Balanced set in $\mathbb{K}$

Question

Let $A$ be a balanced set in $\mathbb{K}$. Why do we have : if $A$ is not bounded then $A=\mathbb{K}$ ?

Answer 1

Let $\mathbb{K}$ be a field with an absolute value function $\lvert - \rvert : \mathbb{K} \to \mathbb{R}$. If $A$ is balanced, then for each $x \in A$ and each $\lambda \in \mathbb{K}$ such that $\lvert \lambda \rvert \le 1$ we have $\lambda x \in A$.
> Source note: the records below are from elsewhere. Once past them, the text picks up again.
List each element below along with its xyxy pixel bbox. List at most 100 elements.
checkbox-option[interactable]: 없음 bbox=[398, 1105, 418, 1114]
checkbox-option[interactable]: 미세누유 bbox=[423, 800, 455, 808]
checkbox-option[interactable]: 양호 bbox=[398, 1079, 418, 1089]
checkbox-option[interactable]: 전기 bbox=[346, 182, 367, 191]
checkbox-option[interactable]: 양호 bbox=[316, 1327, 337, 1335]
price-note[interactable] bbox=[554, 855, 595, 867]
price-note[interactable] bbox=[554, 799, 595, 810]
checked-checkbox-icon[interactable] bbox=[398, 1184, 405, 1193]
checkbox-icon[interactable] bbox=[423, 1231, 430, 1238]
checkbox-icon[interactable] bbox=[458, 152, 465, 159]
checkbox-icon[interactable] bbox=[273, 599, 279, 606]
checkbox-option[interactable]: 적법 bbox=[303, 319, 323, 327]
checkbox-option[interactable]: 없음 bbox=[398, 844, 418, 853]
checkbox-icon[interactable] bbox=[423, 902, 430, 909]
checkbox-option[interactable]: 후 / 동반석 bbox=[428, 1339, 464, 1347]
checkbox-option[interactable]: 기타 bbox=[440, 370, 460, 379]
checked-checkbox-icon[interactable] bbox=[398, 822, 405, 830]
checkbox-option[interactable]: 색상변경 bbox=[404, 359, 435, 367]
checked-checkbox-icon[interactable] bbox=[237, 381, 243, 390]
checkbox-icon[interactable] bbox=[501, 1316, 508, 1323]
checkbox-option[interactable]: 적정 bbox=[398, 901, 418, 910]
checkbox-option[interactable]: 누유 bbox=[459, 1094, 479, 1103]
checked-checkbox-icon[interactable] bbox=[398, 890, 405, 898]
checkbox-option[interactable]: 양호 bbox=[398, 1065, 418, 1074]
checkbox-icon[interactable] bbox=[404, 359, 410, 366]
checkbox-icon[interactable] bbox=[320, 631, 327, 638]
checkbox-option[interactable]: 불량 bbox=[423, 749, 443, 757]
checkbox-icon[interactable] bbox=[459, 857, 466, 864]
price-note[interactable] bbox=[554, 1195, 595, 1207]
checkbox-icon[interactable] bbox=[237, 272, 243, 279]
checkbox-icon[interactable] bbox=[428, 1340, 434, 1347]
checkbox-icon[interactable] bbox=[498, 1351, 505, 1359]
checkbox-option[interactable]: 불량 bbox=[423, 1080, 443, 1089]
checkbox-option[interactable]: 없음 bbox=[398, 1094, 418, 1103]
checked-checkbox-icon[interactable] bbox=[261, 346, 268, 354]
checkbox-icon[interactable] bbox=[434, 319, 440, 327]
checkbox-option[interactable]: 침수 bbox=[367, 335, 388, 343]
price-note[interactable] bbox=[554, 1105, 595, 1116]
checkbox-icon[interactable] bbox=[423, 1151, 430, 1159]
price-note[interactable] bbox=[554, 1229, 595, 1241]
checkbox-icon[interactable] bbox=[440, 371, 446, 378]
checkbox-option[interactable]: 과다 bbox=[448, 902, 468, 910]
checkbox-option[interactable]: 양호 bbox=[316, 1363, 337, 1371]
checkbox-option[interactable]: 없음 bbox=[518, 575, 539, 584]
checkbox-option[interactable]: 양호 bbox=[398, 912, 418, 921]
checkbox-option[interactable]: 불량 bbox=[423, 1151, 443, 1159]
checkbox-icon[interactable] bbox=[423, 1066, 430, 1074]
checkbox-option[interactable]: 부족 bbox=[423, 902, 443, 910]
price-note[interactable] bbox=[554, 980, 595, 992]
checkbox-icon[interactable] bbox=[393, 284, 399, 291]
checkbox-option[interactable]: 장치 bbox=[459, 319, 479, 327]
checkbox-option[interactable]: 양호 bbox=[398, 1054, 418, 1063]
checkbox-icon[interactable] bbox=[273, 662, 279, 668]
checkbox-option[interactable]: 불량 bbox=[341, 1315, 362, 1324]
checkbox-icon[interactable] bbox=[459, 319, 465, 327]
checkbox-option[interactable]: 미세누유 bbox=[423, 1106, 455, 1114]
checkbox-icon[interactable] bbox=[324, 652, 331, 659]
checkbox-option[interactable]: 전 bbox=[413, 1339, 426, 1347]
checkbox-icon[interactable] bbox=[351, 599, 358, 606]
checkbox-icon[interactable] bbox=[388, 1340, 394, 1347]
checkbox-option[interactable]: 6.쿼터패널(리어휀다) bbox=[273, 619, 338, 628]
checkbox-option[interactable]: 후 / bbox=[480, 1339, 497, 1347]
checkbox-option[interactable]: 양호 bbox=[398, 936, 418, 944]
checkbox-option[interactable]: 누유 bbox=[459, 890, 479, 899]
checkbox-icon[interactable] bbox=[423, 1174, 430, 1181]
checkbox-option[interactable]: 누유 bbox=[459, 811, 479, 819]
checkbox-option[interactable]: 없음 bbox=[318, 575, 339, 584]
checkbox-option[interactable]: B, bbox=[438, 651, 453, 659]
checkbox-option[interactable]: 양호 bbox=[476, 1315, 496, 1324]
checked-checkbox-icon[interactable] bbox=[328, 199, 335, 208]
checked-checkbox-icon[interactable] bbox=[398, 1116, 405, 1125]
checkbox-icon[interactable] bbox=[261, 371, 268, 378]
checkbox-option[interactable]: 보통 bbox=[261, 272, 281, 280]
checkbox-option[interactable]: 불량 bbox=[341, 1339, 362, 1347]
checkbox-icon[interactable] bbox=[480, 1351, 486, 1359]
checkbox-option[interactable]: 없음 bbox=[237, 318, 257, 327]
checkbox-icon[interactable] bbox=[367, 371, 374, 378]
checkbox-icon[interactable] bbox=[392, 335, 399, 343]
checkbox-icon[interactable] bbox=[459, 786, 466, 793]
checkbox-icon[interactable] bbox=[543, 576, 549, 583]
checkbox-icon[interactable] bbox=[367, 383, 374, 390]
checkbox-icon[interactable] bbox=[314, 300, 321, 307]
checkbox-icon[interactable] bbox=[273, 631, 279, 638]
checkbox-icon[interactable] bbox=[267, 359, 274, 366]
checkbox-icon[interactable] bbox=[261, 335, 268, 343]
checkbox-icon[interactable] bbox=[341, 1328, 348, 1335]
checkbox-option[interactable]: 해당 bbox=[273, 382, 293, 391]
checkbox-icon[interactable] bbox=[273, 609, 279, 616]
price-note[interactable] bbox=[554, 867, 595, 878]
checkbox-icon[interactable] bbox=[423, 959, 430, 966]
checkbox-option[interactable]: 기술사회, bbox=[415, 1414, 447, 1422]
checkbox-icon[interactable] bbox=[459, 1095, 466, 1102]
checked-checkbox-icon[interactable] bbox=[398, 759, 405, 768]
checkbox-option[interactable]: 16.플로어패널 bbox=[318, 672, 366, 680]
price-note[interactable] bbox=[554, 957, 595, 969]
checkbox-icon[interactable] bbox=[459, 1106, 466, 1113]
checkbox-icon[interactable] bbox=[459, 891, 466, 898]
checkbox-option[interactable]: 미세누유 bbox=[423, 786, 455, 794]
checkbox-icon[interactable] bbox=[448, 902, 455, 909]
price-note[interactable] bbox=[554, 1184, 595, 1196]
Hence obviously $0 \in A$.

For $x \in A \setminus \{ 0 \}$ we have $r = \lvert x \rvert > 0$. We show that $D(r) = \{ y \in \mathbb{K} \mid \lvert y \rvert \le r \} \subset A$. So let $y \in \mathbb{K} \setminus \{ 0 \}$ such that $\lvert y \rvert \le r$. Then $\lvert y/x \rvert = \lvert y \rvert/ \lvert x \rvert \le r/r = 1$, hence $y = y/x \cdot x \in A$.

Let $z \in \mathbb{K}$. Since $A$ is unbounded, there exists $x \in A$ such that $\lvert z \rvert \le \lvert x \rvert = r$. We conclude $z \in D(r) \subset A$.